Eigenheim statt Rente: Wohn-Riester-Förderung kompakt

Anspruch

Auf die Riester-Förderung aus Zulagen und Steuer­vorteilen haben alle Anspruch, die in der gesetzlichen Renten­versicherung pflicht­versichert sind, vor allem Arbeitnehmer. Gefördert werden auch Beamte, Empfänger von Arbeits­losengeld, Eltern in Kinder­erziehungs­zeit und Frührentner. Einen Riester-Vertrag kann auch der Ehepartner eines Förderberechtigten abschließen, selbst wenn er keine eigenen Einkünfte hat.

Wohn-Riester

Riester-Sparer dürfen ihr angespartes Guthaben für den Bau oder Kauf der eigenen vier Wände, für deren Entschuldung oder einen alters­gerechten Umbau einsetzen. Die bisherige Förderung bleibt ihnen dann erhalten. Nehmen sie für ihr Eigenheim ein Riester-Darlehen auf, erhalten sie für dessen Tilgung die gleichen Zulagen und Steuer­vorteile wie für einen Riester-Spar­vertrag oder eine Riester-Renten­versicherung.

Zulagen

Für die Tilgung gibt es 175 Euro Grund­zulage im Jahr plus 300 Euro für jedes Kind (185 Euro für vor 2008 geborene Kinder).
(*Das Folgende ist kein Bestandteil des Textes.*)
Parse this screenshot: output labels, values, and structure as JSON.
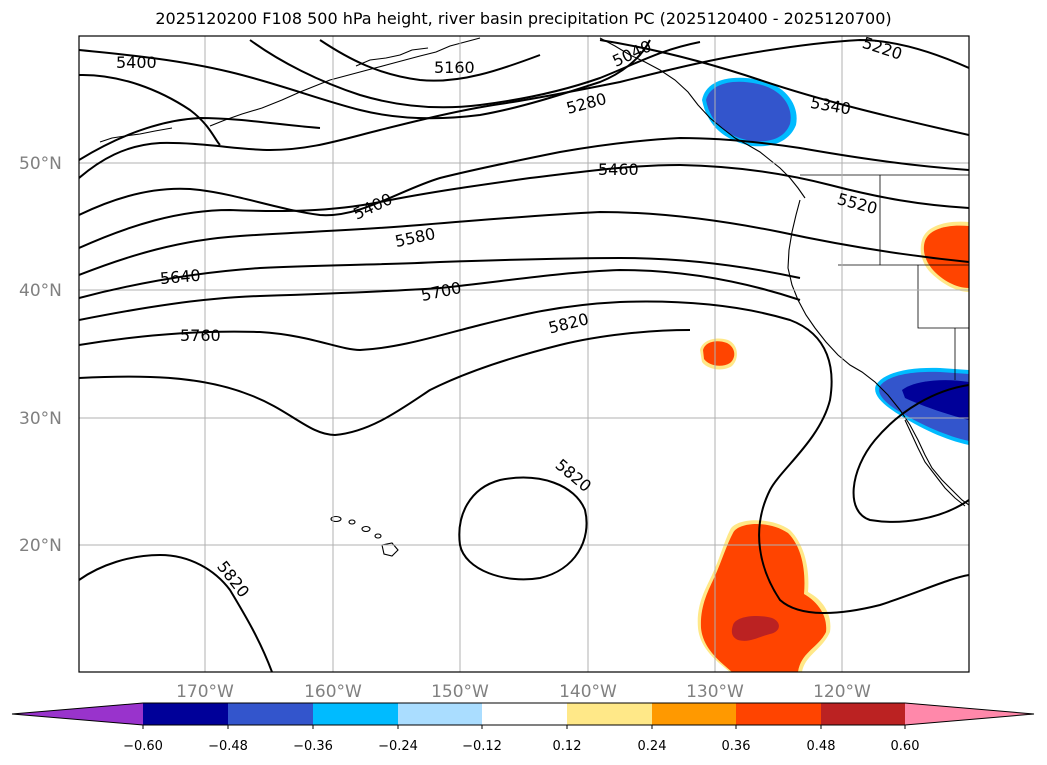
{
  "title": "2025120200 F108 500 hPa height, river basin precipitation PC (2025120400 - 2025120700)",
  "lat_labels": [
    "50°N",
    "40°N",
    "30°N",
    "20°N"
  ],
  "lon_labels": [
    "170°W",
    "160°W",
    "150°W",
    "140°W",
    "130°W",
    "120°W"
  ],
  "contour_labels": [
    "5400",
    "5160",
    "5040",
    "5220",
    "5280",
    "5340",
    "5460",
    "5400",
    "5520",
    "5580",
    "5640",
    "5700",
    "5820",
    "5760",
    "5820",
    "5820"
  ],
  "colorbar": {
    "ticks": [
      "−0.60",
      "−0.48",
      "−0.36",
      "−0.24",
      "−0.12",
      "0.12",
      "0.24",
      "0.36",
      "0.48",
      "0.60"
    ],
    "colors": [
      "#9933cc",
      "#000099",
      "#3355cc",
      "#00bbff",
      "#aaddff",
      "#ffffff",
      "#ffe888",
      "#ff9900",
      "#ff4400",
      "#bb2222",
      "#ff88aa"
    ]
  },
  "colors": {
    "neg_strong": "#000099",
    "neg_mid": "#3355cc",
    "neg_light": "#00bbff",
    "pos_mid": "#ff4400",
    "pos_strong": "#bb2222",
    "pos_light": "#ffe888",
    "grid": "#b0b0b0"
  }
}
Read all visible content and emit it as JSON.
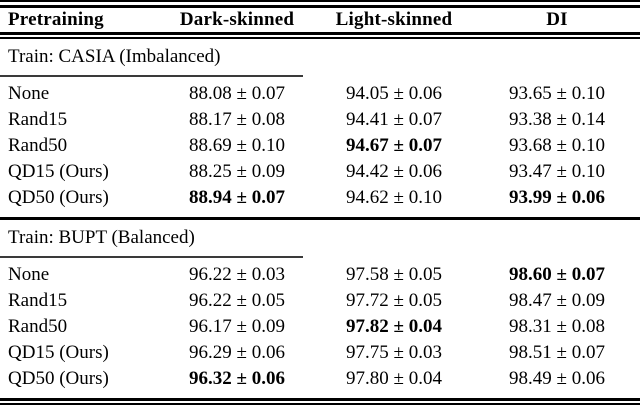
{
  "table": {
    "columns": [
      {
        "key": "pretraining",
        "label": "Pretraining"
      },
      {
        "key": "dark-skinned",
        "label": "Dark-skinned"
      },
      {
        "key": "light-skinned",
        "label": "Light-skinned"
      },
      {
        "key": "di",
        "label": "DI"
      }
    ],
    "sections": [
      {
        "title": "Train: CASIA (Imbalanced)",
        "rows": [
          {
            "label": "None",
            "cells": [
              {
                "text": "88.08 ± 0.07",
                "bold": false
              },
              {
                "text": "94.05 ± 0.06",
                "bold": false
              },
              {
                "text": "93.65 ± 0.10",
                "bold": false
              }
            ]
          },
          {
            "label": "Rand15",
            "cells": [
              {
                "text": "88.17 ± 0.08",
                "bold": false
              },
              {
                "text": "94.41 ± 0.07",
                "bold": false
              },
              {
                "text": "93.38 ± 0.14",
                "bold": false
              }
            ]
          },
          {
            "label": "Rand50",
            "cells": [
              {
                "text": "88.69 ± 0.10",
                "bold": false
              },
              {
                "text": "94.67 ± 0.07",
                "bold": true
              },
              {
                "text": "93.68 ± 0.10",
                "bold": false
              }
            ]
          },
          {
            "label": "QD15 (Ours)",
            "cells": [
              {
                "text": "88.25 ± 0.09",
                "bold": false
              },
              {
                "text": "94.42 ± 0.06",
                "bold": false
              },
              {
                "text": "93.47 ± 0.10",
                "bold": false
              }
            ]
          },
          {
            "label": "QD50 (Ours)",
            "cells": [
              {
                "text": "88.94 ± 0.07",
                "bold": true
              },
              {
                "text": "94.62 ± 0.10",
                "bold": false
              },
              {
                "text": "93.99 ± 0.06",
                "bold": true
              }
            ]
          }
        ]
      },
      {
        "title": "Train: BUPT (Balanced)",
        "rows": [
          {
            "label": "None",
            "cells": [
              {
                "text": "96.22 ± 0.03",
                "bold": false
              },
              {
                "text": "97.58 ± 0.05",
                "bold": false
              },
              {
                "text": "98.60 ± 0.07",
                "bold": true
              }
            ]
          },
          {
            "label": "Rand15",
            "cells": [
              {
                "text": "96.22 ± 0.05",
                "bold": false
              },
              {
                "text": "97.72 ± 0.05",
                "bold": false
              },
              {
                "text": "98.47 ± 0.09",
                "bold": false
              }
            ]
          },
          {
            "label": "Rand50",
            "cells": [
              {
                "text": "96.17 ± 0.09",
                "bold": false
              },
              {
                "text": "97.82 ± 0.04",
                "bold": true
              },
              {
                "text": "98.31 ± 0.08",
                "bold": false
              }
            ]
          },
          {
            "label": "QD15 (Ours)",
            "cells": [
              {
                "text": "96.29 ± 0.06",
                "bold": false
              },
              {
                "text": "97.75 ± 0.03",
                "bold": false
              },
              {
                "text": "98.51 ± 0.07",
                "bold": false
              }
            ]
          },
          {
            "label": "QD50 (Ours)",
            "cells": [
              {
                "text": "96.32 ± 0.06",
                "bold": true
              },
              {
                "text": "97.80 ± 0.04",
                "bold": false
              },
              {
                "text": "98.49 ± 0.06",
                "bold": false
              }
            ]
          }
        ]
      }
    ]
  },
  "colors": {
    "text": "#000000",
    "rule": "#000000",
    "partial_rule": "#3a3a3a",
    "background": "#ffffff"
  }
}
Dafür müssen Kreditnehmer mindestens 4 Prozent ihres Brutto­jahres­einkommens des Vorjahres abzüglich der Zulagen in die Tilgung stecken. Mehr als 2 100 Euro im Jahr müssen es aber nicht sein.

Steuer­vorteil

Eine jähr­liche Tilgung bis zu 2 100 Euro (Ehepaare bis zu 4 200 Euro) ist als Sonder­ausgabe steuerlich absetz­bar. Bei 35 Prozent Steu­ersatz ergibt das eine Ersparnis bis zu 735 Euro im Jahr. Davon zieht das Finanz­amt aber die Zulagen ab.

Besteuerung

Die Zentrale Zulagen­stelle erfasst alle geförderten Beträge (Entnahmen und Tilgungen) auf einem Wohn­förderkonto, das mit 2 Prozent im Jahr verzinst wird. Im Alter ist die Summe zu versteuern. Der Eigentümer kann die Summe in jähr­lichen Raten bis zum 85. Lebens­jahr versteuern. Oder er löst das Konto auf einmal auf. Dann muss er nur 70 Prozent des Betrags versteuern. Ein Wechsel von der jähr­lichen zur Einmalbesteuerung ist jeder­zeit möglich.

Vorzeitige Besteuerung

Wer sein Haus verkauft oder vermietet, muss das Wohn­förderkonto vorzeitig versteuern. Ausnahmen: Der Riester-Sparer legt sich binnen fünf Jahren ein neues Eigenheim zu oder zahlt die geförderten Beträge binnen eines Jahres in einen herkömm­lichen Riester-Spar­vertrag ein. Auch eine zeit­weise Vermietung nach einem berufs­bedingten Umzug ist möglich.